Authentic documents reveal that in September 1938 world peace was in great danger; it was only a matter of hours before a new European war could break out. The man who during this dangerous time saved our part of the world from this terrible catastrophe was without no doubt the great leader of the German people. In the critical moment he voluntarily did not let weapons speak although he had the power to start a world war.

By his glowing love for peace, earlier documented in his famous book Mein Kampf – next to the Bible perhaps the best and most popular piece of literature in the world – together with his peaceful achievement – the annexation of Austria – Adolf Hitler has avoided the use of force by freeing his countrymen in Sudetenland and making his fatherland big and powerful. Probably Hitler will, if unmolested and left in peace by war mongers, pacify Europe and possibly the whole world.

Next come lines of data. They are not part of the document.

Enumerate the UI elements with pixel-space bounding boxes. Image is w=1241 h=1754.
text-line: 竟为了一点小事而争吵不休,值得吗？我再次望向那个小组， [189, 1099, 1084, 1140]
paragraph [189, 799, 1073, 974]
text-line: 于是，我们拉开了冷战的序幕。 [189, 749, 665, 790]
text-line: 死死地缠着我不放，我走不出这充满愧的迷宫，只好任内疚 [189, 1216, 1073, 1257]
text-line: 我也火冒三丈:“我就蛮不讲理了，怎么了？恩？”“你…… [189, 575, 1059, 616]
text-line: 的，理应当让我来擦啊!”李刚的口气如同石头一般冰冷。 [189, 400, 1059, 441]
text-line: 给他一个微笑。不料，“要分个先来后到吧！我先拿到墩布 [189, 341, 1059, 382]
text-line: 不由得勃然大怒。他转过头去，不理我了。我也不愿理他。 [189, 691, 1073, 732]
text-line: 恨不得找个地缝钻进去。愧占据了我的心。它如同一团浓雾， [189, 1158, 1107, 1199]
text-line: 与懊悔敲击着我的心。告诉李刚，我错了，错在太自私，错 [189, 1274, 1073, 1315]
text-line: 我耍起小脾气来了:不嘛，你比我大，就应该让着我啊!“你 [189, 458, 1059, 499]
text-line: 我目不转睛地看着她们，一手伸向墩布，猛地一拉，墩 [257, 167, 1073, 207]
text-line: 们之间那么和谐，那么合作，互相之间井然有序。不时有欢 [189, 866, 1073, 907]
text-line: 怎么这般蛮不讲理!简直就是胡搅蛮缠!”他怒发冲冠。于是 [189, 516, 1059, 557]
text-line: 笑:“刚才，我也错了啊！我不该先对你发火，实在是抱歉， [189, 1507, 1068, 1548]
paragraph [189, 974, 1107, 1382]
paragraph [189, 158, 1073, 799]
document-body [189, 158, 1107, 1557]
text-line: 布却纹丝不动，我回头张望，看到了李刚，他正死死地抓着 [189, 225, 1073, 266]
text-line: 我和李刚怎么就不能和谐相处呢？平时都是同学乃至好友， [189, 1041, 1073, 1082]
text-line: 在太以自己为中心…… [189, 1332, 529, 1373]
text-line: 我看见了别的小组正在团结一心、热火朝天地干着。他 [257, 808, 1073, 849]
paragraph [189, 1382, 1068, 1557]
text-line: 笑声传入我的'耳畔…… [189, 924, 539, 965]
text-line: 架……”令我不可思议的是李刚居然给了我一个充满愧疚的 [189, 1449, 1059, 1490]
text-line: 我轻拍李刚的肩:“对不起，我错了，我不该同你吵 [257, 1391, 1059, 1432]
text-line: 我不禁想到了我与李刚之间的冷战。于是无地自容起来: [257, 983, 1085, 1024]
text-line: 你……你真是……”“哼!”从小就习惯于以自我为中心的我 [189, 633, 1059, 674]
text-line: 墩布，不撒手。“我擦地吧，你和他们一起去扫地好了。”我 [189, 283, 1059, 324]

Sadly there still are a great number of people who fail to see the greatness in Adolf Hitler’s struggle for peace. Based on this fact I would not have found the time right to nominate Hitler as a candidate to the Nobel Peace Prize had it not been for a number of Swedish parliamentarians who have nominated another candidate, namely the British Prime Minister Neville Chamberlain. This nomination seems to be poorly thought. Although it is true that Chamberlain through his generous understanding of Hitler’s struggle for pacification has contributed to the saving of world peace, the last decision was Hitler´s and not Chamberlains! Hitler and no one else is first and foremost to be thanked for the peace which still prevails in the greater part of Europe; and this man is also the hope for peace in the future. As Chamberlain obviously can claim his share of the peace making, he could possibly have a smaller part of the Peace Prize. But the most correct thing to do is not to put another name beside the name of Adolf Hitler and thereby throwing a shadow on him. Adolf Hitler is by all means the authentic God-given fighter for peace, and millions of people all over the world put their hopes in him as the Prince of Peace on earth.